Tony-Winning The Band's Visit Orchestrator Jamshied Sharifi Has Died at 64 | Playbill

Obituaries Tony-Winning The Band's Visit Orchestrator Jamshied Sharifi Has Died at 64

Mr. Sharifi received Broadway's top honor in 2018, a high in a career guided by the fusion of genres, traditions, and sounds.

Jamshied Sharifi, known for his Tony winning orchestration of The Band's Visit, died August 15 after a lengthy battle with cancer. He was 64 years old. The news was first reported by Echoes.

A multi-instrumentalist, Mr Sharifi was a gifted pianist, guitar player, percussionist, and flautist. Born in Kansas to an Iranian father and an American mother, he was raised in the stew of cultural exchange, learning Middle Eastern, North African, and jazz music from his father, and European classical and liturgical music from his mother. This sonic blending, as well as his deep understanding of musical layering, would come to define his career.

Mr.
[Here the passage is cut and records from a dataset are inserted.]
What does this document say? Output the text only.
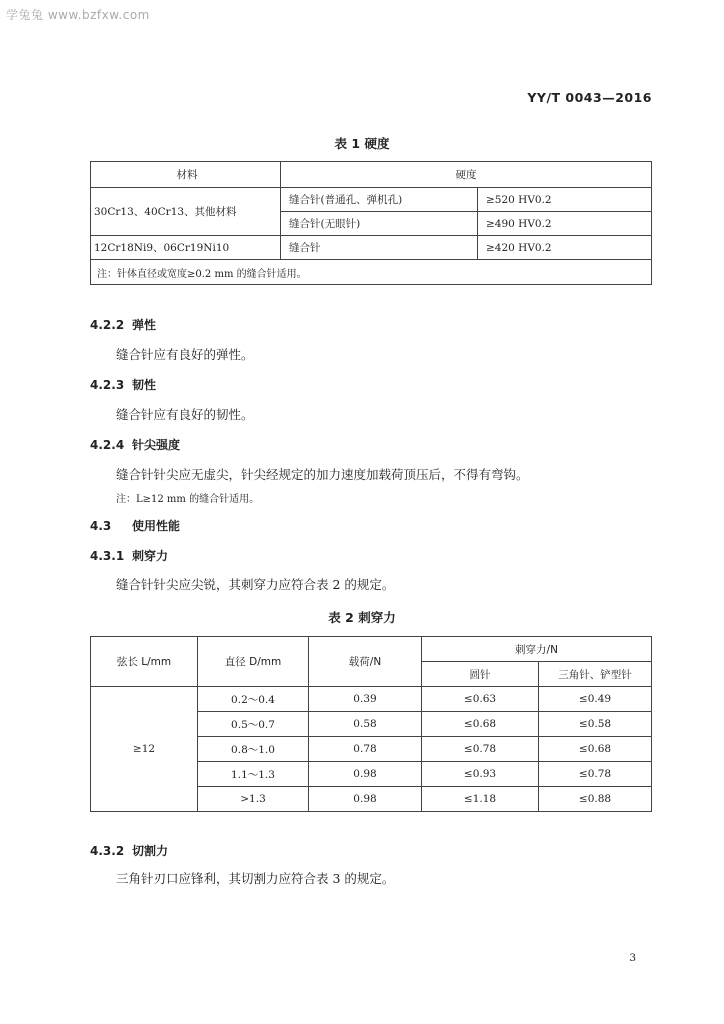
学兔兔 www.bzfxw.com
YY/T 0043—2016
表 1 硬度
材料	硬度	
30Cr13、40Cr13、其他材料	缝合针(普通孔、弹机孔)	≥520 HV0.2
	缝合针(无眼针)	≥490 HV0.2
12Cr18Ni9、06Cr19Ni10	缝合针	≥420 HV0.2
注：针体直径或宽度≥0.2 mm 的缝合针适用。		
4.2.2 弹性
缝合针应有良好的弹性。
4.2.3 韧性
缝合针应有良好的韧性。
4.2.4 针尖强度
缝合针针尖应无虚尖，针尖经规定的加力速度加载荷顶压后，不得有弯钩。
注：L≥12 mm 的缝合针适用。
4.3 使用性能
4.3.1 刺穿力
缝合针针尖应尖锐，其刺穿力应符合表 2 的规定。
表 2 刺穿力
弦长 L/mm	直径 D/mm	载荷/N	刺穿力/N	
			圆针	三角针、铲型针
≥12	0.2～0.4	0.39	≤0.63	≤0.49
	0.5～0.7	0.58	≤0.68	≤0.58
	0.8～1.0	0.78	≤0.78	≤0.68
	1.1～1.3	0.98	≤0.93	≤0.78
	>1.3	0.98	≤1.18	≤0.88
4.3.2 切割力
三角针刃口应锋利，其切割力应符合表 3 的规定。
3
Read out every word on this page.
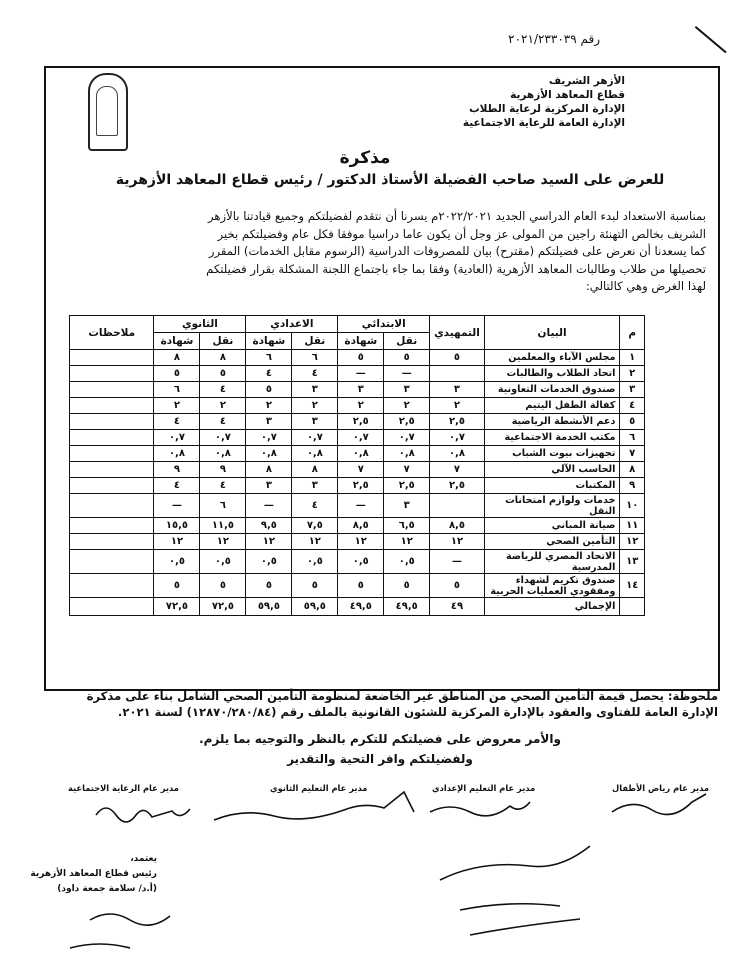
رقم ٢٠٢١/٢٣٣٠٣٩
الأزهر الشريف
قطاع المعاهد الأزهرية
الإدارة المركزية لرعاية الطلاب
الإدارة العامة للرعاية الاجتماعية
مذكرة
للعرض على السيد صاحب الفضيلة الأستاذ الدكتور / رئيس قطاع المعاهد الأزهرية
بمناسبة الاستعداد لبدء العام الدراسي الجديد ٢٠٢٢/٢٠٢١م يسرنا أن نتقدم لفضيلتكم وجميع قيادتنا بالأزهر
الشريف بخالص التهنئة راجين من المولى عز وجل أن يكون عاما دراسيا موفقا فكل عام وفضيلتكم بخير
كما يسعدنا أن نعرض على فضيلتكم (مقترح) بيان للمصروفات الدراسية (الرسوم مقابل الخدمات) المقرر
تحصيلها من طلاب وطالبات المعاهد الأزهرية (العادية) وفقا بما جاء باجتماع اللجنة المشكلة بقرار فضيلتكم
لهذا الغرض وهي كالتالي:
م	البيان	التمهيدي	الابتدائي		الاعدادي		الثانوي		ملاحظات
			نقل	شهادة	نقل	شهادة	نقل	شهادة	
١	مجلس الآباء والمعلمين	٥	٥	٥	٦	٦	٨	٨	
٢	اتحاد الطلاب والطالبات		—	—	٤	٤	٥	٥	
٣	صندوق الخدمات التعاونية	٣	٣	٣	٣	٥	٤	٦	
٤	كفالة الطفل اليتيم	٢	٢	٢	٢	٢	٢	٢	
٥	دعم الأنشطة الرياضية	٢,٥	٢,٥	٢,٥	٣	٣	٤	٤	
٦	مكتب الخدمة الاجتماعية	٠,٧	٠,٧	٠,٧	٠,٧	٠,٧	٠,٧	٠,٧	
٧	تجهيزات بيوت الشباب	٠,٨	٠,٨	٠,٨	٠,٨	٠,٨	٠,٨	٠,٨	
٨	الحاسب الآلي	٧	٧	٧	٨	٨	٩	٩	
٩	المكتبات	٢,٥	٢,٥	٢,٥	٣	٣	٤	٤	
١٠	خدمات ولوازم امتحانات النقل		٣	—	٤	—	٦	—	
١١	صيانة المباني	٨,٥	٦,٥	٨,٥	٧,٥	٩,٥	١١,٥	١٥,٥	
١٢	التأمين الصحي	١٢	١٢	١٢	١٢	١٢	١٢	١٢	
١٣	الاتحاد المصري للرياضة المدرسية	—	٠,٥	٠,٥	٠,٥	٠,٥	٠,٥	٠,٥	
١٤	صندوق تكريم لشهداء ومفقودي العمليات الحربية	٥	٥	٥	٥	٥	٥	٥	
	الإجمالي	٤٩	٤٩,٥	٤٩,٥	٥٩,٥	٥٩,٥	٧٢,٥	٧٢,٥	
ملحوظة: يحصل قيمة التأمين الصحي من المناطق غير الخاضعة لمنظومة التأمين الصحي الشامل بناء على مذكرة
الإدارة العامة للفتاوى والعقود بالإدارة المركزية للشئون القانونية بالملف رقم (١٢٨٧٠/٢٨٠/٨٤) لسنة ٢٠٢١.
والأمر معروض على فضيلتكم للتكرم بالنظر والتوجيه بما يلزم.
ولفضيلتكم وافر التحية والتقدير
مدير عام الرعاية الاجتماعية	مدير عام التعليم الثانوي	مدير عام التعليم الإعدادي	مدير عام رياض الأطفال
يعتمد،
رئيس قطاع المعاهد الأزهرية
(أ.د/ سلامة جمعة داود)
Sharifi was guided by the fusion of genres, traditions, and sounds, finding connections and harmonic layers where they had previously been overlooked. A graduate of the Berklee College of Music, he led the MIT Festival Jazz Ensemble from 1985 to 1992, teaching at his alma mater for 7 years before moving to New York to pursue a career as a composer and orchestrator.

For the screen, Mr. Sharifi worked closely with Michael Gibbs before stepping out on his own to compose the scores for Muppets From Space, Down To Earth, the Nickelodeon films Harriet the Spy and Clockstoppers. Additionally, Mr. Sharifi contributed work to the scores of The Thomas Crown Affair and The Rugrats Movie. Politically, he provided arrangements that were used at the first inauguration of President Barack Obama in 2009.
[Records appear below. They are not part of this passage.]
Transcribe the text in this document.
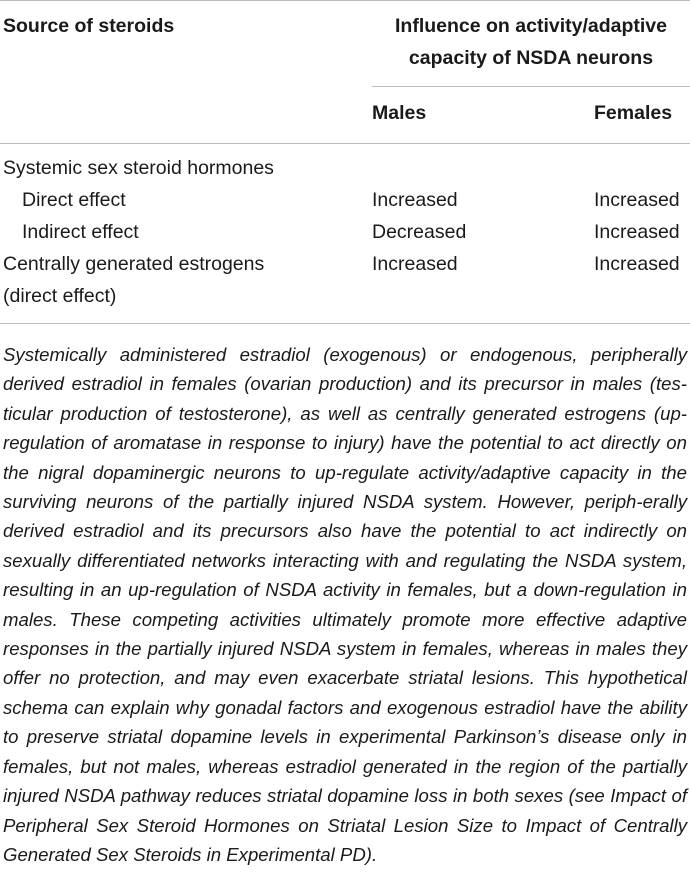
Source of steroids	Influence on activity/adaptive
capacity of NSDA neurons
Males	Females
Systemic sex steroid hormones
Direct effect	Increased	Increased
Indirect effect	Decreased	Increased
Centrally generated estrogens	Increased	Increased
(direct effect)

Systemically administered estradiol (exogenous) or endogenous, peripherally derived estradiol in females (ovarian production) and its precursor in males (tes-ticular production of testosterone), as well as centrally generated estrogens (up-regulation of aromatase in response to injury) have the potential to act directly on the nigral dopaminergic neurons to up-regulate activity/adaptive capacity in the surviving neurons of the partially injured NSDA system. However, periph-erally derived estradiol and its precursors also have the potential to act indirectly on sexually differentiated networks interacting with and regulating the NSDA system, resulting in an up-regulation of NSDA activity in females, but a down-regulation in males. These competing activities ultimately promote more effective adaptive responses in the partially injured NSDA system in females, whereas in males they offer no protection, and may even exacerbate striatal lesions. This hypothetical schema can explain why gonadal factors and exogenous estradiol have the ability to preserve striatal dopamine levels in experimental Parkinson’s disease only in females, but not males, whereas estradiol generated in the region of the partially injured NSDA pathway reduces striatal dopamine loss in both sexes (see Impact of Peripheral Sex Steroid Hormones on Striatal Lesion Size to Impact of Centrally Generated Sex Steroids in Experimental PD).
For The Band's Visit, Mr. Sharifi worked with composer David Yazbeck to elevate the Israeli-Egyptian score to new heights. With much of the onstage action devoted to the members of an Egyptian Police Orchestra, and their exploits in an Israeli desert town, Mr. Sharifi used just eight musicians to expand the show's themes of cultural exchange, fusing together disparate musical traditions to create a haunting whole. Mr. Sharifi created a rich sonic palette that was unlike anything that had played Broadway before, or since, and numerous orchestrators have cited him as the inspiration for their own rejection of strict genre constraints.

Sharifi is survived by his wife, Miyuki Sakamoto, his children Layla and Kai, and his father, brother, and sister.